Tri-zone climate control with an independent console in the rear keeps everyone happy. There are two twin 8” screens embedded in the front head rests, that’s all a bit old school these days given the advent of the iPad and tablets in general.
Safety & Technology
There’s an intelligent rear-view mirror that I’ve seen in other vehicles. I’ve struggled to understand its purpose in the past.
But consider this, the rear cargo bay could be packed to the roof blocking the rear-view mirror, but via the flick of a tab a wide-angle video feed fixes that issue.
The facelifted Patrol has LED headlights, 52 to be exact. The taillights are also LED and thankfully redesigned, the previous clear coverings looked like something on an old Skyline that a 20-year old got his or her hands on. The new lights ditch the old Xeons that have become the plasma TV of the car word.
The 2020 /21updates include as standard some heavy-duty safety features. Driver assist systems are now standard on both the Ti and Ti-L.
So, you’re backed by Intelligent Emergency Braking, Intelligent Forward Collision Warning and Rear Cross Traffic Alert.

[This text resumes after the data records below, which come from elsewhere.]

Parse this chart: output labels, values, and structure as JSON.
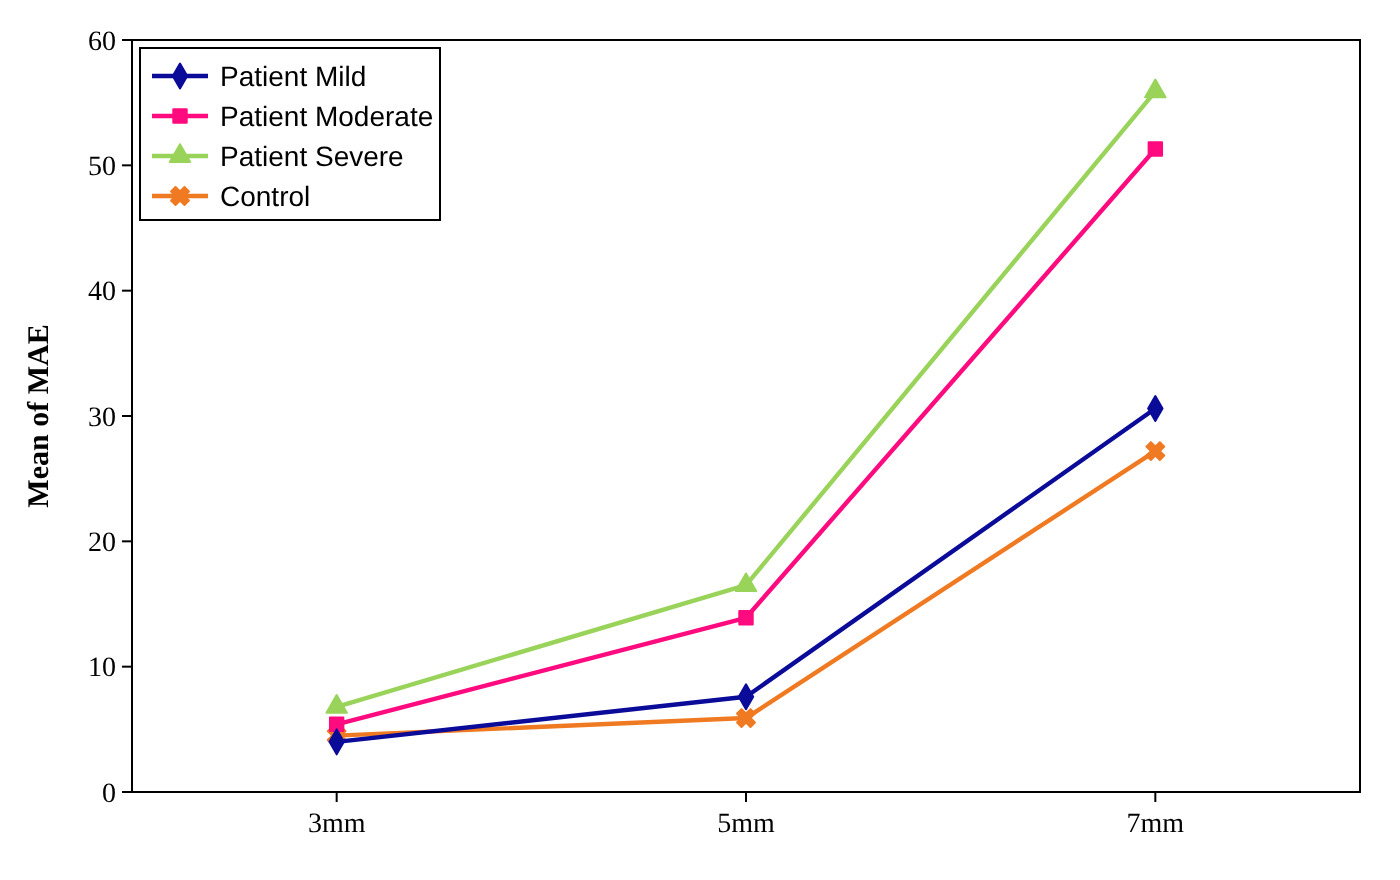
{
  "chart_data": {
    "type": "line",
    "ylabel": "Mean of MAE",
    "categories": [
      "3mm",
      "5mm",
      "7mm"
    ],
    "ylim": [
      0,
      60
    ],
    "yticks": [
      0,
      10,
      20,
      30,
      40,
      50,
      60
    ],
    "grid": false,
    "legend": "top left",
    "series": [
      {
        "name": "Patient Mild",
        "color": "#0b0b99",
        "marker": "diamond",
        "values": [
          4.0,
          7.6,
          30.6
        ]
      },
      {
        "name": "Patient Moderate",
        "color": "#ff0a7f",
        "marker": "square",
        "values": [
          5.4,
          13.9,
          51.3
        ]
      },
      {
        "name": "Patient Severe",
        "color": "#99d35a",
        "marker": "triangle",
        "values": [
          6.8,
          16.5,
          55.9
        ]
      },
      {
        "name": "Control",
        "color": "#f07a22",
        "marker": "cross",
        "values": [
          4.5,
          5.9,
          27.2
        ]
      }
    ]
  }
}
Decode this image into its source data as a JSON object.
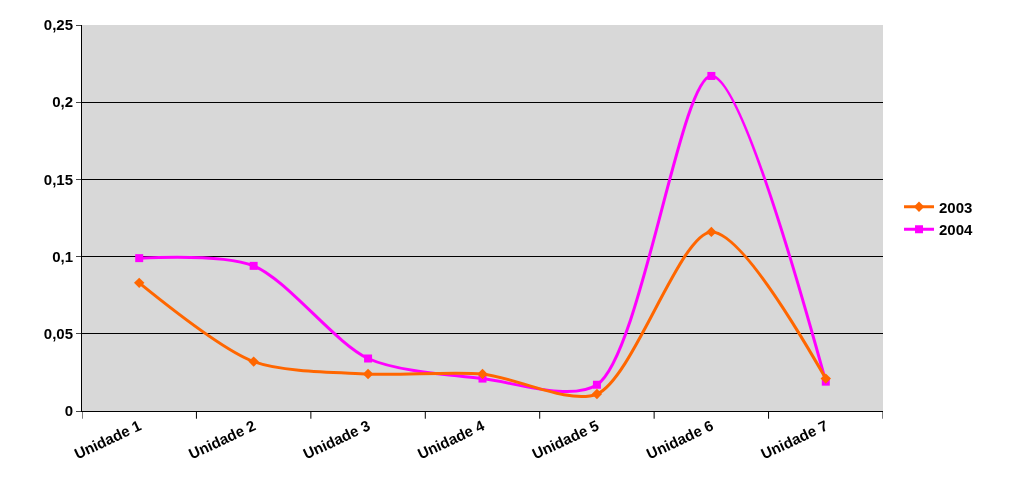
{
  "chart_data": {
    "type": "line",
    "categories": [
      "Unidade 1",
      "Unidade 2",
      "Unidade 3",
      "Unidade 4",
      "Unidade 5",
      "Unidade 6",
      "Unidade 7"
    ],
    "series": [
      {
        "name": "2003",
        "color": "#ff6600",
        "marker": "diamond",
        "values": [
          0.083,
          0.032,
          0.024,
          0.024,
          0.011,
          0.116,
          0.021
        ]
      },
      {
        "name": "2004",
        "color": "#ff00ff",
        "marker": "square",
        "values": [
          0.099,
          0.094,
          0.034,
          0.021,
          0.017,
          0.217,
          0.019
        ]
      }
    ],
    "ylim": [
      0,
      0.25
    ],
    "yticks": [
      0,
      {
        "value": 0.05,
        "label": "0,05"
      },
      {
        "value": 0.1,
        "label": "0,1"
      },
      {
        "value": 0.15,
        "label": "0,15"
      },
      {
        "value": 0.2,
        "label": "0,2"
      },
      {
        "value": 0.25,
        "label": "0,25"
      }
    ],
    "grid": "y",
    "legend": "right",
    "line_style": "solid"
  }
}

Further standard features include, Intelligent Cruise Control (ICC), Lane Departure Warning (LDW), Intelligent Lane Intervention, Blind Spot Warning (BSW), Intelligent Blind Spot Intervention.
Sadly the 8.0” colour touchscreen remains, minus apple CarPlay or Android Auto. A Commodore 64 is more advanced, as is DOS version 1.0.
Value For Money
The Patrol has become a major drawcard simply because of its price. At launch back in 2013 you’d struggle to get change from $120,000 for the Ti-L. Now The Nissan Patrol Ti base model starts at $75,990 before on roads and just $91,990 for theB as tested Ti-L.
When does that ever happen?
Fuel economy is rated at 14.4/100km, which is pretty good. We lived with a Lexus LX 570 last year for three months. It has a 5.7-litre petrol V8 and 270kW/530Nm on tap. Trust me, over that three-month journey we found up to 20L/100km was more realistic, plus it was priced at $142,431! Plus, it’s a crap drive!
What I Love
It makes you feel like an alpha male on steroids.
Bowen’s Report Card
We all need to understand the motoring world is rapidly changing. The Nissan Patrol Ti-L is the Donald Trump of 4×4’s, loud and proud but in denial about serving another term. It’s an 83 out of 100 from me.